There is a series of portraits that I’ve made with the Holga that I call “The 180 Series.”  These are triple exposures that illustrate the three sides of a celebrity’s face. The ones on display on this blog are of actor Ian McShane, actress Betty White and record producer Rick Rubin.  I always try and find an interesting background that will work to give the image texture. Depending on how much time the subject will give me, I can usually get a few chances at this.  With British actor Ian McShane I wanted to come up with a photo that illustrated the pious yet sinister side of his latest character as a power-mad bishop in the Starz miniseries, “Pillars of the Earth.” With record producer Rick Rubin I was hoping to make an image that was more ethereal and reflective of his mystical self. And with Betty White I just wanted to capture her playful, up-for-anything attitude. At the end of the shoot with White, I told her that our next photo session would feature her in a white leather outfit posing on a white BMW motorcycle.  Her response: “That sounds like fun. Let’s do it.”
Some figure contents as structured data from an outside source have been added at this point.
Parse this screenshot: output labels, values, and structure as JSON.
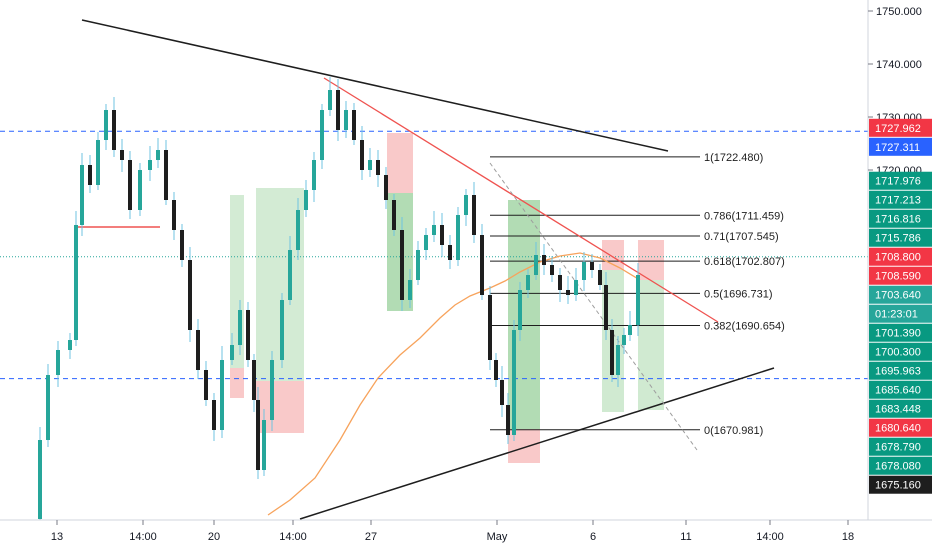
{
  "chart_data": {
    "type": "candlestick",
    "price_axis": {
      "ticks": [
        "1750.000",
        "1740.000",
        "1730.000",
        "1720.000"
      ],
      "badges": [
        {
          "label": "1727.962",
          "value": 1727.962,
          "color": "#f23645"
        },
        {
          "label": "1727.311",
          "value": 1727.311,
          "color": "#2962ff"
        },
        {
          "label": "1717.976",
          "value": 1717.976,
          "color": "#089981"
        },
        {
          "label": "1717.213",
          "value": 1717.213,
          "color": "#089981"
        },
        {
          "label": "1716.816",
          "value": 1716.816,
          "color": "#089981"
        },
        {
          "label": "1715.786",
          "value": 1715.786,
          "color": "#089981"
        },
        {
          "label": "1708.800",
          "value": 1708.8,
          "color": "#f23645"
        },
        {
          "label": "1708.590",
          "value": 1708.59,
          "color": "#f23645"
        },
        {
          "label": "1703.640",
          "value": 1703.64,
          "color": "#26a69a"
        },
        {
          "label": "01:23:01",
          "value": 1699.9,
          "color": "#26a69a"
        },
        {
          "label": "1701.390",
          "value": 1701.39,
          "color": "#089981"
        },
        {
          "label": "1700.300",
          "value": 1700.3,
          "color": "#089981"
        },
        {
          "label": "1695.963",
          "value": 1695.963,
          "color": "#089981"
        },
        {
          "label": "1685.640",
          "value": 1685.64,
          "color": "#089981"
        },
        {
          "label": "1683.448",
          "value": 1683.448,
          "color": "#089981"
        },
        {
          "label": "1680.640",
          "value": 1680.64,
          "color": "#f23645"
        },
        {
          "label": "1678.790",
          "value": 1678.79,
          "color": "#089981"
        },
        {
          "label": "1678.080",
          "value": 1678.08,
          "color": "#089981"
        },
        {
          "label": "1675.160",
          "value": 1675.16,
          "color": "#1e1e1e"
        }
      ]
    },
    "time_axis": {
      "labels": [
        "13",
        "14:00",
        "20",
        "14:00",
        "27",
        "May",
        "6",
        "11",
        "14:00",
        "18"
      ]
    },
    "fibonacci": [
      {
        "label": "1(1722.480)",
        "value": 1722.48
      },
      {
        "label": "0.786(1711.459)",
        "value": 1711.459
      },
      {
        "label": "0.71(1707.545)",
        "value": 1707.545
      },
      {
        "label": "0.618(1702.807)",
        "value": 1702.807
      },
      {
        "label": "0.5(1696.731)",
        "value": 1696.731
      },
      {
        "label": "0.382(1690.654)",
        "value": 1690.654
      },
      {
        "label": "0(1670.981)",
        "value": 1670.981
      }
    ],
    "horizontal_levels": [
      {
        "value": 1727.311,
        "style": "dashed",
        "color": "#2962ff"
      },
      {
        "value": 1680.64,
        "style": "dashed",
        "color": "#2962ff"
      },
      {
        "value": 1703.64,
        "style": "dotted",
        "color": "#26a69a"
      }
    ],
    "colors": {
      "up": "#26a69a",
      "down": "#1e1e1e",
      "wick": "#6fc3e0",
      "moving_average": "#f7a35c",
      "red_trendline": "#ef5350"
    }
  }
}
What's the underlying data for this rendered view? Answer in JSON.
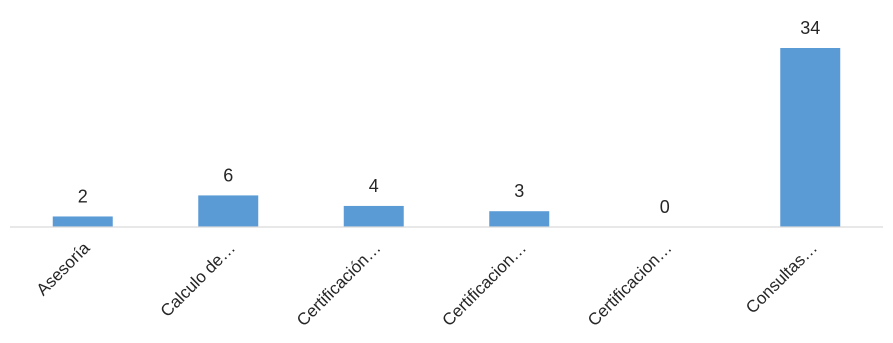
{
  "chart_data": {
    "type": "bar",
    "categories": [
      "Asesoría",
      "Calculo de…",
      "Certificación…",
      "Certificacion…",
      "Certificacion…",
      "Consultas…"
    ],
    "values": [
      2,
      6,
      4,
      3,
      0,
      34
    ],
    "title": "",
    "xlabel": "",
    "ylabel": "",
    "ylim": [
      0,
      34
    ],
    "grid": false,
    "legend": "none",
    "data_labels": true,
    "colors": {
      "bar": "#5b9bd5",
      "axis": "#d9d9d9",
      "text": "#262626"
    }
  }
}
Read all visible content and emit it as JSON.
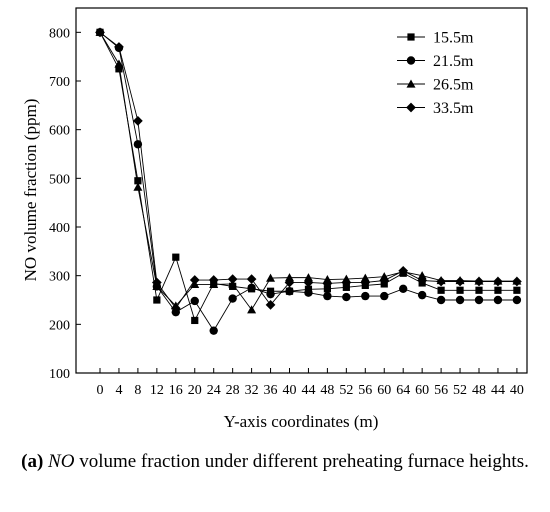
{
  "chart_data": {
    "type": "line",
    "xlabel": "Y-axis coordinates (m)",
    "ylabel": "NO volume fraction (ppm)",
    "ylim": [
      100,
      850
    ],
    "yticks": [
      100,
      200,
      300,
      400,
      500,
      600,
      700,
      800
    ],
    "categories": [
      "0",
      "4",
      "8",
      "12",
      "16",
      "20",
      "24",
      "28",
      "32",
      "36",
      "40",
      "44",
      "48",
      "52",
      "56",
      "60",
      "64",
      "60",
      "56",
      "52",
      "48",
      "44",
      "40"
    ],
    "legend_position": "top-right",
    "grid": false,
    "series": [
      {
        "name": "15.5m",
        "marker": "square",
        "values": [
          800,
          725,
          495,
          250,
          338,
          208,
          284,
          278,
          273,
          268,
          268,
          272,
          273,
          276,
          280,
          283,
          305,
          285,
          270,
          270,
          270,
          270,
          270
        ]
      },
      {
        "name": "21.5m",
        "marker": "circle",
        "values": [
          800,
          768,
          570,
          278,
          225,
          248,
          187,
          253,
          275,
          262,
          268,
          265,
          258,
          256,
          258,
          258,
          273,
          260,
          250,
          250,
          250,
          250,
          250
        ]
      },
      {
        "name": "26.5m",
        "marker": "triangle",
        "values": [
          800,
          735,
          482,
          278,
          238,
          282,
          282,
          283,
          230,
          295,
          296,
          296,
          292,
          293,
          295,
          298,
          308,
          300,
          290,
          290,
          289,
          289,
          289
        ]
      },
      {
        "name": "33.5m",
        "marker": "diamond",
        "values": [
          800,
          770,
          618,
          286,
          233,
          291,
          291,
          293,
          293,
          240,
          286,
          286,
          284,
          286,
          286,
          290,
          310,
          290,
          288,
          288,
          288,
          288,
          288
        ]
      }
    ]
  },
  "caption": {
    "label": "(a)",
    "chem": "NO",
    "text": " volume fraction under different preheating furnace heights."
  }
}
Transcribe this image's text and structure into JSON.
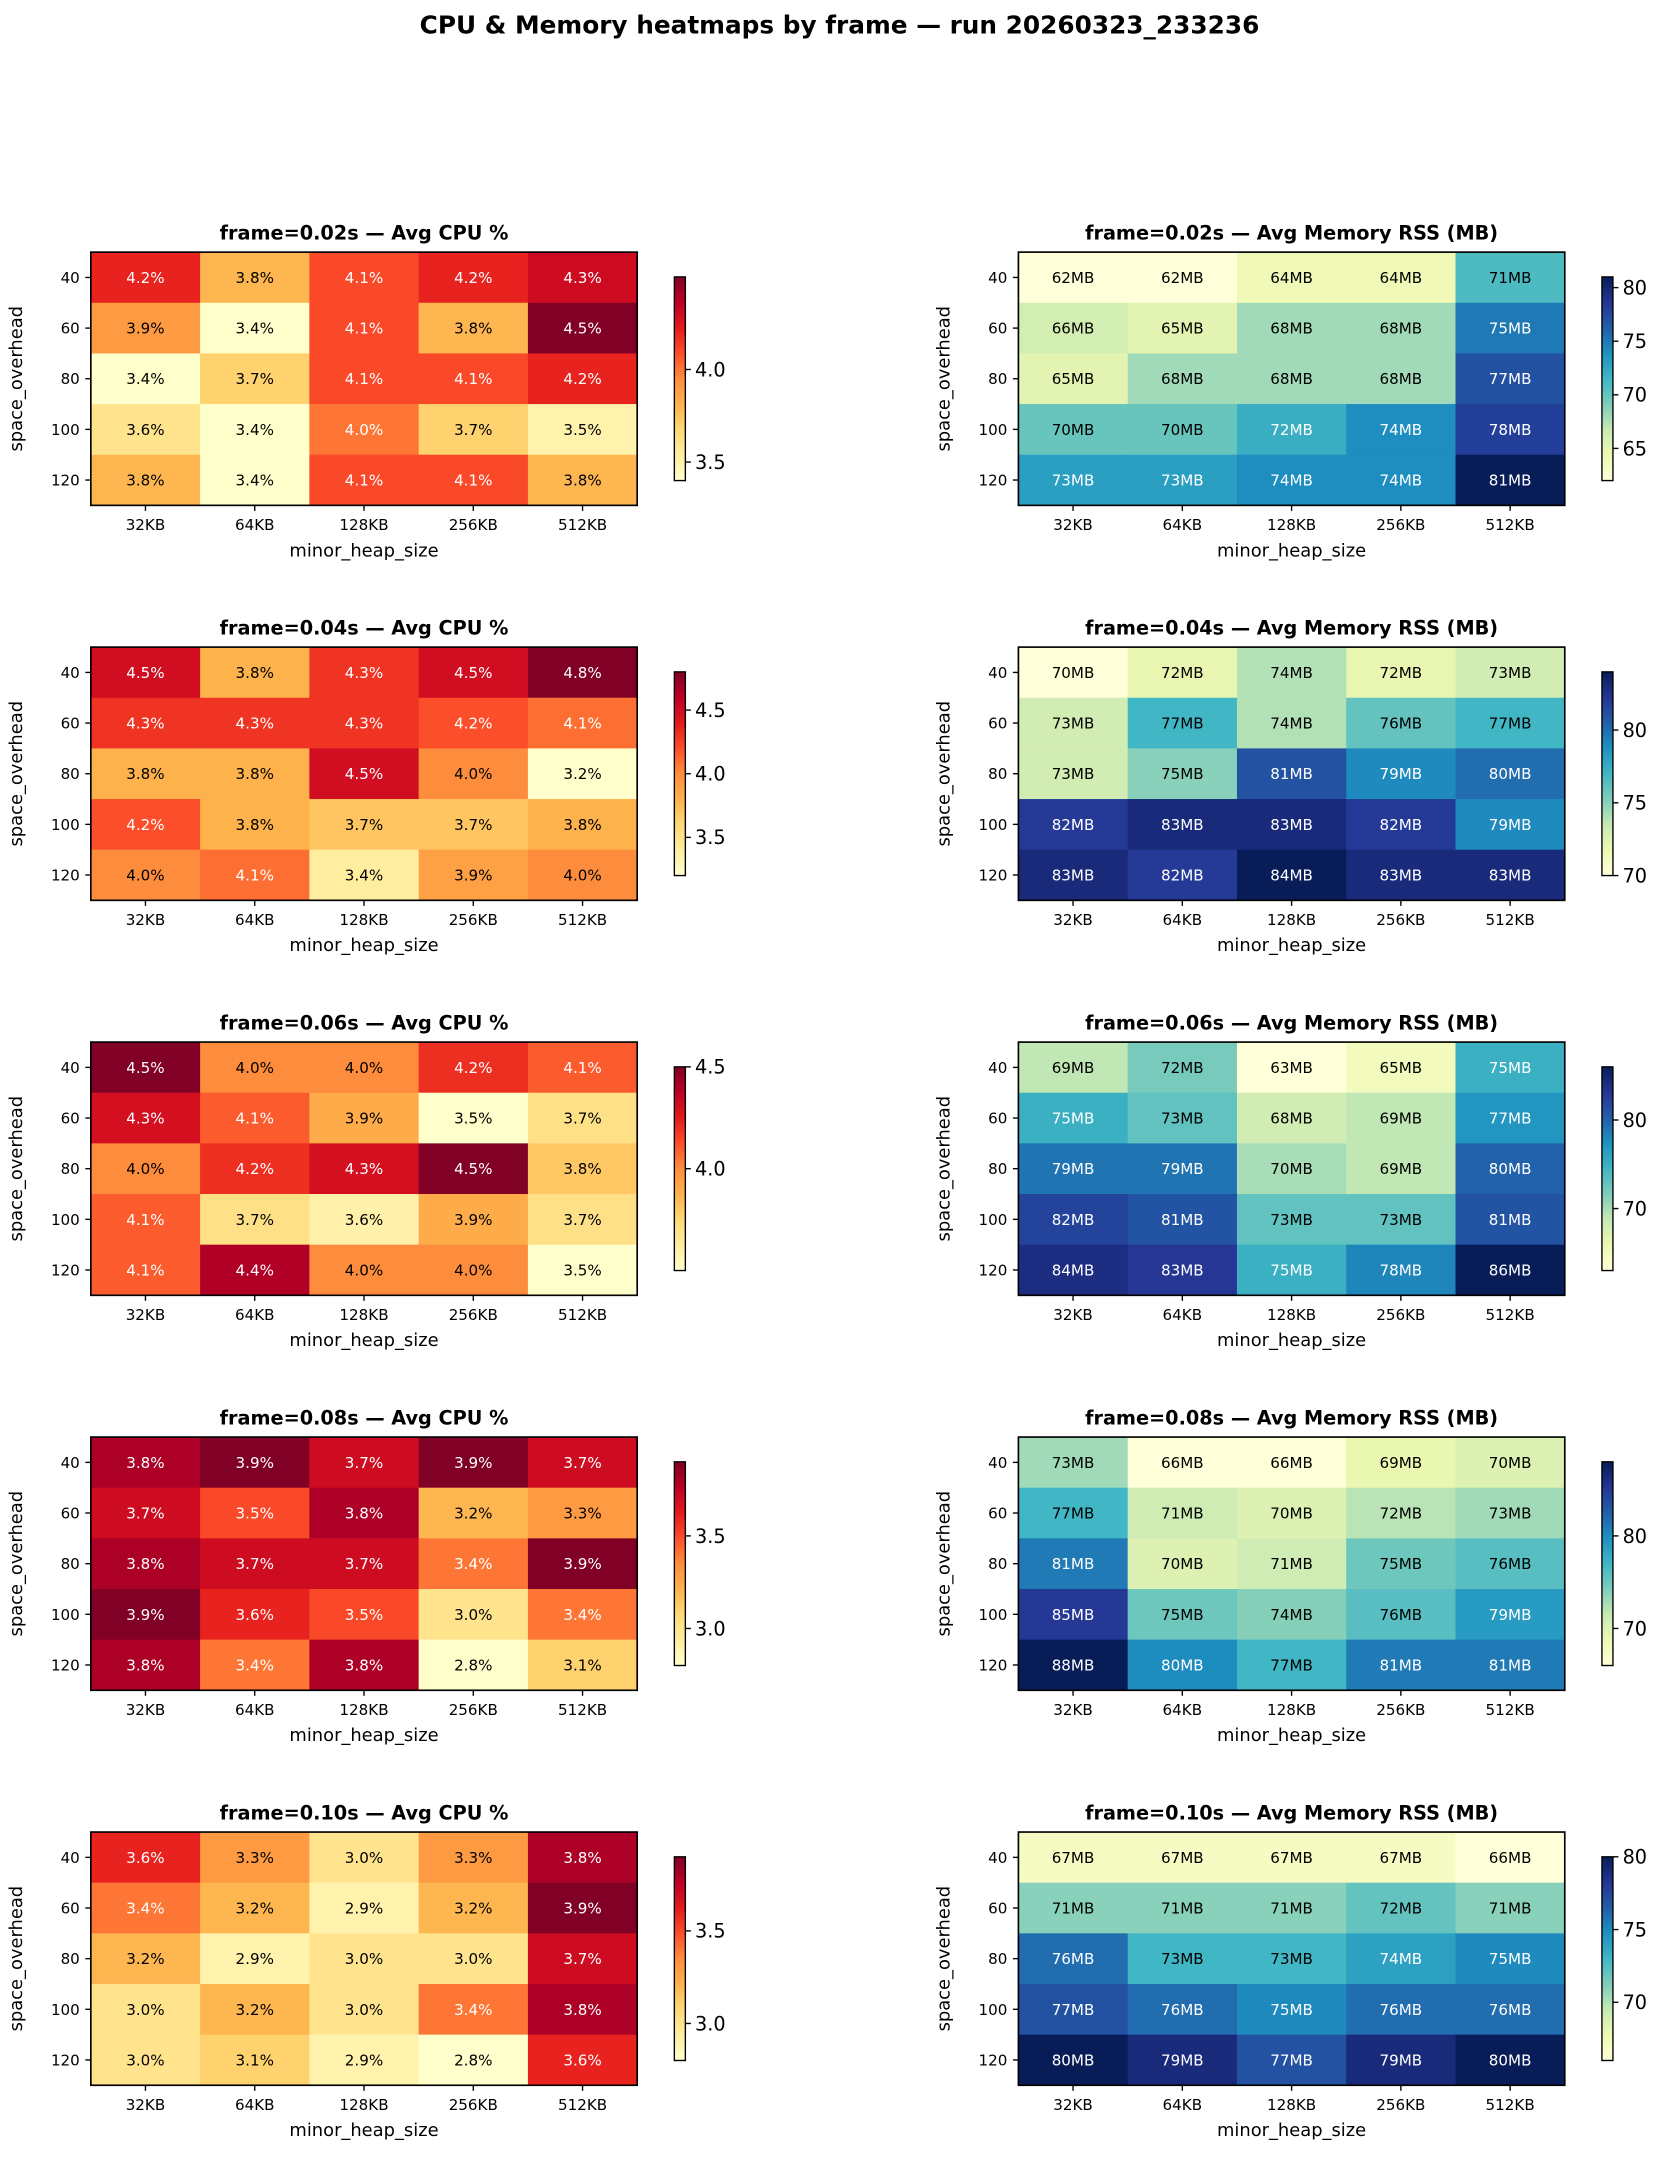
{
  "title": "CPU & Memory heatmaps by frame — run 20260323_233236",
  "chart_data": {
    "type": "heatmap",
    "xlabel": "minor_heap_size",
    "ylabel": "space_overhead",
    "x_categories": [
      "32KB",
      "64KB",
      "128KB",
      "256KB",
      "512KB"
    ],
    "y_categories": [
      "40",
      "60",
      "80",
      "100",
      "120"
    ],
    "colormaps": {
      "cpu": "YlOrRd",
      "memory": "YlGnBu"
    },
    "panels": [
      {
        "frame": "0.02s",
        "cpu": {
          "title": "frame=0.02s — Avg CPU %",
          "unit": "%",
          "ticks": [
            3.5,
            4.0
          ],
          "values": [
            [
              4.2,
              3.8,
              4.1,
              4.2,
              4.3
            ],
            [
              3.9,
              3.4,
              4.1,
              3.8,
              4.5
            ],
            [
              3.4,
              3.7,
              4.1,
              4.1,
              4.2
            ],
            [
              3.6,
              3.4,
              4.0,
              3.7,
              3.5
            ],
            [
              3.8,
              3.4,
              4.1,
              4.1,
              3.8
            ]
          ]
        },
        "memory": {
          "title": "frame=0.02s — Avg Memory RSS (MB)",
          "unit": "MB",
          "ticks": [
            65,
            70,
            75,
            80
          ],
          "values": [
            [
              62,
              62,
              64,
              64,
              71
            ],
            [
              66,
              65,
              68,
              68,
              75
            ],
            [
              65,
              68,
              68,
              68,
              77
            ],
            [
              70,
              70,
              72,
              74,
              78
            ],
            [
              73,
              73,
              74,
              74,
              81
            ]
          ]
        }
      },
      {
        "frame": "0.04s",
        "cpu": {
          "title": "frame=0.04s — Avg CPU %",
          "unit": "%",
          "ticks": [
            3.5,
            4.0,
            4.5
          ],
          "values": [
            [
              4.5,
              3.8,
              4.3,
              4.5,
              4.8
            ],
            [
              4.3,
              4.3,
              4.3,
              4.2,
              4.1
            ],
            [
              3.8,
              3.8,
              4.5,
              4.0,
              3.2
            ],
            [
              4.2,
              3.8,
              3.7,
              3.7,
              3.8
            ],
            [
              4.0,
              4.1,
              3.4,
              3.9,
              4.0
            ]
          ]
        },
        "memory": {
          "title": "frame=0.04s — Avg Memory RSS (MB)",
          "unit": "MB",
          "ticks": [
            70,
            75,
            80
          ],
          "values": [
            [
              70,
              72,
              74,
              72,
              73
            ],
            [
              73,
              77,
              74,
              76,
              77
            ],
            [
              73,
              75,
              81,
              79,
              80
            ],
            [
              82,
              83,
              83,
              82,
              79
            ],
            [
              83,
              82,
              84,
              83,
              83
            ]
          ]
        }
      },
      {
        "frame": "0.06s",
        "cpu": {
          "title": "frame=0.06s — Avg CPU %",
          "unit": "%",
          "ticks": [
            4.0,
            4.5
          ],
          "values": [
            [
              4.5,
              4.0,
              4.0,
              4.2,
              4.1
            ],
            [
              4.3,
              4.1,
              3.9,
              3.5,
              3.7
            ],
            [
              4.0,
              4.2,
              4.3,
              4.5,
              3.8
            ],
            [
              4.1,
              3.7,
              3.6,
              3.9,
              3.7
            ],
            [
              4.1,
              4.4,
              4.0,
              4.0,
              3.5
            ]
          ]
        },
        "memory": {
          "title": "frame=0.06s — Avg Memory RSS (MB)",
          "unit": "MB",
          "ticks": [
            70,
            80
          ],
          "values": [
            [
              69,
              72,
              63,
              65,
              75
            ],
            [
              75,
              73,
              68,
              69,
              77
            ],
            [
              79,
              79,
              70,
              69,
              80
            ],
            [
              82,
              81,
              73,
              73,
              81
            ],
            [
              84,
              83,
              75,
              78,
              86
            ]
          ]
        }
      },
      {
        "frame": "0.08s",
        "cpu": {
          "title": "frame=0.08s — Avg CPU %",
          "unit": "%",
          "ticks": [
            3.0,
            3.5
          ],
          "values": [
            [
              3.8,
              3.9,
              3.7,
              3.9,
              3.7
            ],
            [
              3.7,
              3.5,
              3.8,
              3.2,
              3.3
            ],
            [
              3.8,
              3.7,
              3.7,
              3.4,
              3.9
            ],
            [
              3.9,
              3.6,
              3.5,
              3.0,
              3.4
            ],
            [
              3.8,
              3.4,
              3.8,
              2.8,
              3.1
            ]
          ]
        },
        "memory": {
          "title": "frame=0.08s — Avg Memory RSS (MB)",
          "unit": "MB",
          "ticks": [
            70,
            80
          ],
          "values": [
            [
              73,
              66,
              66,
              69,
              70
            ],
            [
              77,
              71,
              70,
              72,
              73
            ],
            [
              81,
              70,
              71,
              75,
              76
            ],
            [
              85,
              75,
              74,
              76,
              79
            ],
            [
              88,
              80,
              77,
              81,
              81
            ]
          ]
        }
      },
      {
        "frame": "0.10s",
        "cpu": {
          "title": "frame=0.10s — Avg CPU %",
          "unit": "%",
          "ticks": [
            3.0,
            3.5
          ],
          "values": [
            [
              3.6,
              3.3,
              3.0,
              3.3,
              3.8
            ],
            [
              3.4,
              3.2,
              2.9,
              3.2,
              3.9
            ],
            [
              3.2,
              2.9,
              3.0,
              3.0,
              3.7
            ],
            [
              3.0,
              3.2,
              3.0,
              3.4,
              3.8
            ],
            [
              3.0,
              3.1,
              2.9,
              2.8,
              3.6
            ]
          ]
        },
        "memory": {
          "title": "frame=0.10s — Avg Memory RSS (MB)",
          "unit": "MB",
          "ticks": [
            70,
            75,
            80
          ],
          "values": [
            [
              67,
              67,
              67,
              67,
              66
            ],
            [
              71,
              71,
              71,
              72,
              71
            ],
            [
              76,
              73,
              73,
              74,
              75
            ],
            [
              77,
              76,
              75,
              76,
              76
            ],
            [
              80,
              79,
              77,
              79,
              80
            ]
          ]
        }
      }
    ]
  }
}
My best advice to someone who wants to use a toy camera in a professional way is, “Practice, practice and practice.” Each camera has its own quirks. So it’s best to keep a notebook of which films and lighting situations were used to achieve a certain effect or exposure. Always carry several rolls of film with various speeds (ASA or ISO) so you’re ready to work under different lighting conditions.

And above all, just have fun and remember that toy cameras can make you feel young at heart.

Here are some other photographers who use the Holga creatively: Thomas Michael Alleman, Brigitte Dale, Lorena Villegas and Ann Texter. More of Molina’s work can be seen here.

6 Comments

  1. September 23, 2010, 2:12 pm

    Very cool stuff. Way to think outside the box.

    By: James
  2. September 23, 2010, 9:36 pm

    using the Holga in those situations is as close as you can get to photographic courage – awesome work.

    By: agarcia@tribune.com
  3. September 24, 2010, 9:10 am

    Where can we see the Doors photo?

    By: Randy
  4. September 24, 2010, 1:57 pm

    The Doors image can be found in the photo gallery at the top of the post. It's image #2. Here's the direct link http://framework.latimes.com/2010/09/23/still-pla

    By: Alan Hagman
  5. February 2, 2011, 7:31 am

    Needless to say, what a good web site and informative posts, I’ll add backlink – bookmark this site? Regards,

    Reader.

  6. May 22, 2012, 10:33 pm

    I like how you even left the Newton's rings on the photo of Jamie Foxx.